Each player of the game receives a paper with a blank 6x6 grid of cells on it and a listing of the symbols used for the game. Players place a tick mark in the lower right corner of cells in the grid if they would like to know the symbol the Designer placed there. Players pass their grids to the Designer, who fills in the ticked grid cells with the correct symbol, and then passes the grids back to their respective Players.

Players look over the information provided by the Designer and try to discern what patterns exist. Each player can ask for additional information on grid cell contents from the Designer, and can submit multiple requests for information.
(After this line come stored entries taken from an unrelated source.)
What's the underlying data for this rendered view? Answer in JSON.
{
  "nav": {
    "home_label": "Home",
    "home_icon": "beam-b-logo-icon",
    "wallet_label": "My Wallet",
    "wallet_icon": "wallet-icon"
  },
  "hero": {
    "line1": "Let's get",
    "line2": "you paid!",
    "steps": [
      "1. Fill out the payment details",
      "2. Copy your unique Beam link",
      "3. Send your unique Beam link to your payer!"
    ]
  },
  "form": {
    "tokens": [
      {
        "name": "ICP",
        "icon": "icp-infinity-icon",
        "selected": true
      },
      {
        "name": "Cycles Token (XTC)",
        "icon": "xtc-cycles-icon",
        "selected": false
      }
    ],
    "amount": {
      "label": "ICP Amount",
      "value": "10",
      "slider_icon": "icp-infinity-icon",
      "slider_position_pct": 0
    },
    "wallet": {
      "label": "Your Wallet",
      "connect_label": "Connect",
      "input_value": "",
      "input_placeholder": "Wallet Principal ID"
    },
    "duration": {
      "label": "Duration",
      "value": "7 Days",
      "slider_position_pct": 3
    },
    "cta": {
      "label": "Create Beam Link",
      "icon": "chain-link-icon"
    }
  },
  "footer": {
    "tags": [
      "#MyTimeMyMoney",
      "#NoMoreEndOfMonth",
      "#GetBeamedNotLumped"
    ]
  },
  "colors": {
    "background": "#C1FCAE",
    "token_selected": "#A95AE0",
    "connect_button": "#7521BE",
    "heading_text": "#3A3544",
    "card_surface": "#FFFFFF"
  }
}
However, the more information a player requests, the less their maximum score can become.

After a player thinks he or she knows the pattern within the 6x6 grid, he or she fills in the rest of the grid with appropriate symbols and gives the grid to the Designer to score. The Designer reviews the completed grid and scores it as follows: +0 for each cell where the Designer filled in the symbol for the Player, +1 for each cell correctly induced by the Player, and -1 for each cell incorrectly induced by the Player. Each Player’s score is the sum of points across all the cells, hence scores may range from -36 (total guess, and all incorrect) through +36 (a “mind reader” who got all the symbols correct). The Designer’s score is twice the difference between the highest player’s score and the lowest player’s score (i.e., 2x(Highest-Lowest) ). This rewards a pattern that one player discovers easily and another player has great difficulty understanding.

There are usually enough rounds in the game so that each player can be Designer once. Each person’s score is the sum of scores for each round, and the person with the highest score is the winner.

As there is no rule defining what constitutes a pattern, a viable strategy for the Designer could be to choose a very simple pattern with a flaw in one cell. Players not asking about the cell with the flaw are likely to score well, where as players that do are likely to score poorly, resulting in a high score for the Designer.